Folk songs have long served as a way to document human reactions to real-life events, be it celebrating heroes, marking historic occasions, or mourning tragedy and death. The latter is the focus of this powerful collection of more than 70 old-time folk and blues ballads from the early 20th century dealing with sinking ships ("Titanic Blues"), train wrecks, airship disasters ("Crash of the Akron"), fire, flu, floods, and tornadoes, not to mention all manner of murder. Dark stuff indeed, but this glimpse into history is also absolutely fascinating.
"In the late 1920's and early 1930's, the Depression gripped the Nation. It was a time when songs were tools for living. A whole community would turn out to mourn the loss of a member and to sow their songs like seeds. This collection is a wild garden grown from those seeds."

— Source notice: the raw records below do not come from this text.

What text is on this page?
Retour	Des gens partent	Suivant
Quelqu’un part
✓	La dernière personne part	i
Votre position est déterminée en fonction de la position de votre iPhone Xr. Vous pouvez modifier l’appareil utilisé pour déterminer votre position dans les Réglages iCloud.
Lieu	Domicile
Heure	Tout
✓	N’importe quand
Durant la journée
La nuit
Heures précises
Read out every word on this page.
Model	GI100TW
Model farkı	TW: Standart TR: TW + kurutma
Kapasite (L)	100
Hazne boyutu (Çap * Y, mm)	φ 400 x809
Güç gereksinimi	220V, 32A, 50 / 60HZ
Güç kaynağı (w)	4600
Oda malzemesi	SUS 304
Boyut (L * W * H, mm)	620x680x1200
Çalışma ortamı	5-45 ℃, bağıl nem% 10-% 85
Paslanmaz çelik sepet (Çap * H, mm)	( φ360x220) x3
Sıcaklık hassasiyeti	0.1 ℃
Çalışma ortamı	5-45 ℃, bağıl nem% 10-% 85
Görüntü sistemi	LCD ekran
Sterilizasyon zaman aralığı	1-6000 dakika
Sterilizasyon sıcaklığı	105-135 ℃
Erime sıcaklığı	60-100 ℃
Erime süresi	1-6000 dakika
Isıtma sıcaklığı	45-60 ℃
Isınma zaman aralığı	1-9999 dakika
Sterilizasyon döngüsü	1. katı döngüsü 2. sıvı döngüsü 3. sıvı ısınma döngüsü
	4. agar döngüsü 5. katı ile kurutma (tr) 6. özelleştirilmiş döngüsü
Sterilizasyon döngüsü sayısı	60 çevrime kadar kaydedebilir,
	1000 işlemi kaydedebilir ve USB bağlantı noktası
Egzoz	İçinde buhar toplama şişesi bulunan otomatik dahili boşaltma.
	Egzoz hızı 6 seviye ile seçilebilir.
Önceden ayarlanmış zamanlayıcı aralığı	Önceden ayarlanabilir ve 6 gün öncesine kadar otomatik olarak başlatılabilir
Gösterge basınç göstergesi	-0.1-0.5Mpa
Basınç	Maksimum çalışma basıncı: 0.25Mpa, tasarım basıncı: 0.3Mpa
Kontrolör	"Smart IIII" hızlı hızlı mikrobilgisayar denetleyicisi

- Tom Waits, from the Introduction
Songs of death, destruction and disaster, recorded by black and white performers from the dawn of American roots recording are here, assembled together for the first time. Whether they document world-shattering events like the sinking of the Titanic or memorialize long forgotten local murders or catastrophes, these 70 recordings - over 30 never before reissued - are audio messages in a bottle reflecting a lost world where age old ballads rubbed up against songs inspired by the day's headlines.
Featuring beautifully remastered recordings by the some of the cornerstones of American vernacular recording such as Charlie Patton, Ernest Stoneman, Furry Lewis, Charlie Poole and Uncle Dave Macon, these songs tell of life and death struggles forever immortalized on these rare and compelling 78 rpms.
Produced and annotated by the Grammy winning team of Christopher King and Henry "Hank" Sapoznik with an introduction by Tom Waits, the accompanying 48-page three-CD anthology designed by Grammy award winning Susan Archie brims with many eye-popping historic images never before reproduced.